We can then write this pseudocode for remove:

remove(tree, key):
nodeToRemove = find(key)
if nodeToRemove ≠ nil:
if nodeToRemove.left == nil:
transplant(tree, nodeToRemove, nodeToRemove.right)
else if nodeToRemove.right == nil:
transplant(tree, nodeToRemove, nodeToRemove.left)
else:
successorNode = minimum(nodeToRemove.right)
if successorNode.parent ≠ nodeToRemove:
// detach successorNode from its parent
transplant(tree, successorNode, successorNode.right)
successorNode.right = nodeToRemove.right
successorNode.right.parent = successorNode
// replace nodeToRemove with successorNode
transplant(tree, nodeToRemove, successorNode)
successorNode.left = nodeToRemove.left
successorNode.left.parent = successorNode

Successor and Predecessor

• The successor of a node $x$ is the node with the smallest key $< x.key$ if all keys are distinct and $\leq x.key$ if duplicate keys are allowed.

• We break the algorithm for finding the successor into two cases:

1. If the right subtree of $x$ is nonempty, then the successor of $x$ is the leftmost node in the right subtree of $x$.

2. If the right subtree of $x$ is empty and $x$ has a successor $y$, then $y$ is the lowest ancestor of $x$ whose left child is also an ancestor of $x$. To find $y$, we simply go up the tree from $x$ until we encounter a node that is the left child of its parent.

• Pseudocode:

successor(node):
if node.right ≠ nil:
return minimum(x.right)
else:
y = node.parent
while y ≠ nil and node == y.right
node = y
y = y.parent
return y
• The predecessor of a node $x$ is the node with the smallest key $> x.key$ if all keys are distinct and $\geq x.key$ if duplicate keys are allowed.

• We break the algorithm for finding the successor into two cases:

1. If the left subtree of $x$ is nonempty, then the predecessor of $x$ is the rightmost node in the left subtree of $x$..

2. If the left subtree of $x$ is empty and $x$ has a predecessor $y$, then $y$ is the lowest ancestor of $x$ whose right child is also an ancestor of $x$. To find $y$, we simply go up the tree from $x$ until we encounter a node that is the right child of its parent.

• The pseudocode for predecessor is analogous to that of successor.

• As you can see, the structure of a binary search tree allows us to determine the successor and the predecessor of a node without ever comparing keys.

Complexity

• Running times of find, insert and remove are $O(h)$ where $h$ is the height of the tree.

• In the worst case, the height of the tree is $\Theta(n)$ where $n$ is the number of nodes in the tree.

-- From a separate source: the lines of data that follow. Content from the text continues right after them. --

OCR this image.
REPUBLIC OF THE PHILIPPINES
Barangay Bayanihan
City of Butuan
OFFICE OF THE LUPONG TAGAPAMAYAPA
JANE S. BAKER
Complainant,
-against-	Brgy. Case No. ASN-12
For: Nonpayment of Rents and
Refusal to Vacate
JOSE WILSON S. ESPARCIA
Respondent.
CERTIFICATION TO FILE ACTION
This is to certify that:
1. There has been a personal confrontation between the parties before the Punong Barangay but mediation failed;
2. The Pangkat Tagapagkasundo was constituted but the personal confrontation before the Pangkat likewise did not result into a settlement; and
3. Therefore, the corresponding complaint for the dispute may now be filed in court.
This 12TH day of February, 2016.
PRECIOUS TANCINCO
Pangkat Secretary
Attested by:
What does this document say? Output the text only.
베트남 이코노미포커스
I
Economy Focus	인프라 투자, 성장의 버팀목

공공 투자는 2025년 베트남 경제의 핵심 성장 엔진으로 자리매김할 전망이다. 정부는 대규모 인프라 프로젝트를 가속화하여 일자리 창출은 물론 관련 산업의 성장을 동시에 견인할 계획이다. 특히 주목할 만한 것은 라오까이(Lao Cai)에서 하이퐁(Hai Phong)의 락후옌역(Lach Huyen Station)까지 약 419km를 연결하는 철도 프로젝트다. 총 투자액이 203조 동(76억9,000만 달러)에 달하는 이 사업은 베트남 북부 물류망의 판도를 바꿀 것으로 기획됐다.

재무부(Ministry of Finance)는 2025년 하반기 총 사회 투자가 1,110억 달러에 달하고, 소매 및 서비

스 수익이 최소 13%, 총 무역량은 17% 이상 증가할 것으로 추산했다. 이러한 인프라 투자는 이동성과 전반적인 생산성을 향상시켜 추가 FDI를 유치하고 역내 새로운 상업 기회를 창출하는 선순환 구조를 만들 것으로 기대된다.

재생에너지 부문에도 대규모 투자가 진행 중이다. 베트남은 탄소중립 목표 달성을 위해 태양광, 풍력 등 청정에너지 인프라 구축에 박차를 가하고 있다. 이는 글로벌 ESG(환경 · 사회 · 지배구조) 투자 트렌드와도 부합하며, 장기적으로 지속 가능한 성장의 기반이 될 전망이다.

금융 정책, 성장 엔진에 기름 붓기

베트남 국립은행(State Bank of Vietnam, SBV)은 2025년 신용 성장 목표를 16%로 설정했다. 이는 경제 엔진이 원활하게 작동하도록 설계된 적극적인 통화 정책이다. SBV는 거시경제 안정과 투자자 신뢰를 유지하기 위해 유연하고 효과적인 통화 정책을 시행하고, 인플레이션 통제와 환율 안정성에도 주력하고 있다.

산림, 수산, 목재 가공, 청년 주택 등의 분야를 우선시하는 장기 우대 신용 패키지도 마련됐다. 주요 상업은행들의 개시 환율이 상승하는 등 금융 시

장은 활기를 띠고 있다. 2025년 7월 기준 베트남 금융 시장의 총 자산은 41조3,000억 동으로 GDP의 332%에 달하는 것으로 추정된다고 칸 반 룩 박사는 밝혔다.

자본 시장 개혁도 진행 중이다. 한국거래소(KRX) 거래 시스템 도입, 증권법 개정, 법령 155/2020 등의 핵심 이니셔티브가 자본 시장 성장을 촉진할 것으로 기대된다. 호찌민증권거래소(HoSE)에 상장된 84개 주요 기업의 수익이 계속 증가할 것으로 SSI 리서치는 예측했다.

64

For example, suppose we inserted a sorted sequence of numbers $1, 2, 3, 4, 5$ into the BST. The resulting tree will look like

1
\
2
\
3
\
4
\
5

Therefore, the worst case running time of find, insert and remove can also be expressed as $\Theta(n)$ where $n$ is the number of elements in the tree.

Balanced BSTs

• In a perfectly balanced binary tree with height $h$, the number of nodes $n = 2^{h + 1} - 1$. In other words, no node has depth $d > \log_2 n$.

• Therefore, the running times of find, insert and remove are $O(\log n)$ where $n$ is the number of nodes in the tree.

• In a balanced BST, all the leaf nodes are at the same level.

• A balanced BST stays balanced when we insert new elements and remove the existing ones.

• Some of the popular data structures that implement self-balancing BSTs include:

• 2-3 trees

• AVL trees

• Red-black trees

Most STL implementations of the ordered associative containers (sets, multisets, maps and multimaps) use red-black trees.